The Development of Empathy
As children enter their second year of life they are standing on the edge of a developmental cliff. They are separating from their parents and defining an individual identity, a “self” – and they are recognizing that there is an entire universe outside of their home and family with which they can actually interact and, brace yourself…have an impact on!
Often times, our young two and three-year-olds are asked to dive into the first structured peer environment in their lives…school! The school year constantly offers new growth opportunities in the realm of social development and each child is in search of the answer to an important question: “How can I be one in a group of many and get my needs met?”
Empathy is commonly defined as one’s ability to recognize, perceive, and experientially feel the emotion of another. By the age of two, children normally begin to display the fundamental behaviors of empathy by having an emotional response that corresponds with another person.
For example, children will recognize tears as sadness and will actually be able to integrate and understand in their own body how that sadness feels. Another good indicator of this development of empathy is when children are able to use “false” sadness or smiles to obtain a goal (attention, to please others, etc.) These behaviors tell us that not only can they recognize the feeling another person is having, but they also understand the impact it has on others.
In the early stages of empathy development it is helpful to guide children to pair language with their own emotions so they are able to better understand their various emotional responses.
“You’re feeling so angry. You want a turn with that truck right now. It’s hard to wait.”
“Oh, I see you are sad. You’re really missing mom right now.”
By helping children identify and label their own emotions, we are then ready to use those same skills for their peers. During this second phase we can support our children to notice facial cues, body language, and verbal messages that give us information about what their friend might be feeling.
“Sarah looks sad….see her tears? She fell down on the rocks and hurt her knee. Ouch, that hurts.”
“David looks scared. Are you feeling worried about this chasing game, David?"
Once children are able to identify their friends’ emotions fairly accurately, we can then practice responding to those feelings in a way that demonstrates empathy and compassion.
“Lilly is feeling sad. She’s missing her mommy. Let’s get her a tissue together.”
“Oh, I see Johnny fell down. He’s sad because his knee hurts. Do you think he might like an ice pack?”
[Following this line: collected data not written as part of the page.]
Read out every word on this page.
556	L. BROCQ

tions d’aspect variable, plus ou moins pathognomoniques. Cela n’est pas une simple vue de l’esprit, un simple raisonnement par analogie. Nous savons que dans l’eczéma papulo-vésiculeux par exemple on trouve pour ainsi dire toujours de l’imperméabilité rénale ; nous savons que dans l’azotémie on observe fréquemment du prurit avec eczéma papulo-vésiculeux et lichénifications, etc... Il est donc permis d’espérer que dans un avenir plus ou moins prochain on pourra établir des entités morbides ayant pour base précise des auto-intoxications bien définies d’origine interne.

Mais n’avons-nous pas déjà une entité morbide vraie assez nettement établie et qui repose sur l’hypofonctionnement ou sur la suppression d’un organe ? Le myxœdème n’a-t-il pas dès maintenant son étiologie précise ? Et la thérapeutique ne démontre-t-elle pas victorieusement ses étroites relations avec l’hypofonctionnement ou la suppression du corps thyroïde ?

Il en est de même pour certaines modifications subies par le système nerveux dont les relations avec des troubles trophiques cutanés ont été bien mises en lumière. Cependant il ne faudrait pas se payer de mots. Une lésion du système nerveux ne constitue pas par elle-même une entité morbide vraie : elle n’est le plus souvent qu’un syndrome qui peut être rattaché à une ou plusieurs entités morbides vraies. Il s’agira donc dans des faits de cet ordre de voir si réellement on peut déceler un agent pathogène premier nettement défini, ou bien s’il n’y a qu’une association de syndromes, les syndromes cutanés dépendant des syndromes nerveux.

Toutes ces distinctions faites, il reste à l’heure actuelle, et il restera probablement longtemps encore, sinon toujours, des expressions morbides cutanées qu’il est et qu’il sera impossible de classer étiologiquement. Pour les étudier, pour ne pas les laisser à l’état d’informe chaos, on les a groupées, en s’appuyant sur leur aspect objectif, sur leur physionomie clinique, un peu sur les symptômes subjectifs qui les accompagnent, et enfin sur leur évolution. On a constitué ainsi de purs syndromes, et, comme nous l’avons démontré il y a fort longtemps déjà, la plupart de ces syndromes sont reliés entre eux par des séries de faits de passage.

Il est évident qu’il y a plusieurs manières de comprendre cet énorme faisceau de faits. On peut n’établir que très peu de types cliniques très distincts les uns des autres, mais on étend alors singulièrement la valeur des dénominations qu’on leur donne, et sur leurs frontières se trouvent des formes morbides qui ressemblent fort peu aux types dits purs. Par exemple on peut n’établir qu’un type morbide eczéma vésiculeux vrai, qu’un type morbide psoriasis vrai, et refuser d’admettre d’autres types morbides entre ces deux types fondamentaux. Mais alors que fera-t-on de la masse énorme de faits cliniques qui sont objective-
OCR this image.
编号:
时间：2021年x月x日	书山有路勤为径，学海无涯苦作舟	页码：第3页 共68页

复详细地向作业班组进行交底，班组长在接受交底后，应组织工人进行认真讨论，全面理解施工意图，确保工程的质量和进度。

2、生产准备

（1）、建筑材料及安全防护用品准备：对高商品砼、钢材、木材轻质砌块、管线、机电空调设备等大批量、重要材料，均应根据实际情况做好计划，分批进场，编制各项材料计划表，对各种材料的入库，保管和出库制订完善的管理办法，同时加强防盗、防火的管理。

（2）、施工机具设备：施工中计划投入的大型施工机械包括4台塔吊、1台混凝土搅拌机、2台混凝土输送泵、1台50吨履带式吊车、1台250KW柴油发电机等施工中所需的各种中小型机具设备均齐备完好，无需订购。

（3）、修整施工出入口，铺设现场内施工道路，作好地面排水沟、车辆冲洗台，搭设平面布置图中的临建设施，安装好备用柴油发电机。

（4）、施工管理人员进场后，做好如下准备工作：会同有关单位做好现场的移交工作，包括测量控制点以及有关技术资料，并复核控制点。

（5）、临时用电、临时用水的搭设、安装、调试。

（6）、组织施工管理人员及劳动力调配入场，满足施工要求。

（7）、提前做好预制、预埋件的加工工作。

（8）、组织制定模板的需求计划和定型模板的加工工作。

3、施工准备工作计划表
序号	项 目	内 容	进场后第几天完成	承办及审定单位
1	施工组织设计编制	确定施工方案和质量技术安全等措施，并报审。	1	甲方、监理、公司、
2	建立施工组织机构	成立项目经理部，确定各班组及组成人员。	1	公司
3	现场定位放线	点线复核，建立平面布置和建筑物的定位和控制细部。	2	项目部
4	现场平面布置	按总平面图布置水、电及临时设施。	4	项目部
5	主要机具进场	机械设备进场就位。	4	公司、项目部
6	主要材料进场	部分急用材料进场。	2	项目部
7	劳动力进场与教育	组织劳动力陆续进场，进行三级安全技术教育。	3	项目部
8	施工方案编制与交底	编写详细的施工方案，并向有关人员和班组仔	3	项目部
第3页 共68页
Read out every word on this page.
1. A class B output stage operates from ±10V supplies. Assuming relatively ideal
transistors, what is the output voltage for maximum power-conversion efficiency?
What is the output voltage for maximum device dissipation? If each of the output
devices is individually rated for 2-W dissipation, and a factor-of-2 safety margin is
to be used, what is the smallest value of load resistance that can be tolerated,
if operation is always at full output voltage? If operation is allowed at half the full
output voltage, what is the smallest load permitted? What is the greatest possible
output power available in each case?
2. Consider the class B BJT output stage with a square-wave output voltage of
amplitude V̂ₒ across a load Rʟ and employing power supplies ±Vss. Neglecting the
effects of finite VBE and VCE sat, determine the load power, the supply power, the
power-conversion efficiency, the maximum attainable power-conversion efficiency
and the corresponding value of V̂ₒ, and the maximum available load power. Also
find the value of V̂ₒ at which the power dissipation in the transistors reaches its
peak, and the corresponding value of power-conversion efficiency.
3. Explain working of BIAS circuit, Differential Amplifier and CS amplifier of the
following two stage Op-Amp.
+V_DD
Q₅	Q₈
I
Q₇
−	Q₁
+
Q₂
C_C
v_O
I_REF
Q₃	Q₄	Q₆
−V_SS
If it happens to be our child who participated in the friend being hurt, it is wise for us to remember that our job as the adult in the process is to model compassion, kindness, and nurturing behaviors and to support the child’s development of empathic understanding, NOT to impose our ideas about how the children should nurture each other. Forced apologies don’t work!
Children who are forced to apologize are focused on pleasing you, not helping the friend feel better. Often times an apology becomes part of the consequence of the action….is it any wonder we’re reluctant to apologize in our culture?
In addition, the upset friend isn’t left feeling truly cared for if they are receiving an unauthentic apology and your child often feels resentment towards this friend for the awkward outcome. The result? Neither child has their needs met, and a real learning moment has been missed. Try this instead:
“Max, please remember to be so gentle with your friends. That hurt David’s body. David, I’m so sorry you got pushed. That was scary, wasn’t it…..would you like a hug?”
The goal is for us to create the climate for compassion to bloom and grow and to give children modeling and lots of opportunities for practice. When they’re ready, it will evolve naturally and beautifully. Until then, show them how it’s done! Modeling heart-felt apologies is the best teaching you can offer your child.
The development of this empathy and the nurturing skills that often come along with it are amazing things to watch. The genuine love and care that is offered, and the look of gratitude and joy when it is received can just take your breath away.
These little human beings are learning how it feels to be a friend, how to be a peaceful and kind member of a community, and how to be one’s fullest and most expressed self inside of that community. A big job for a little person, but one with a lifetime of rewards.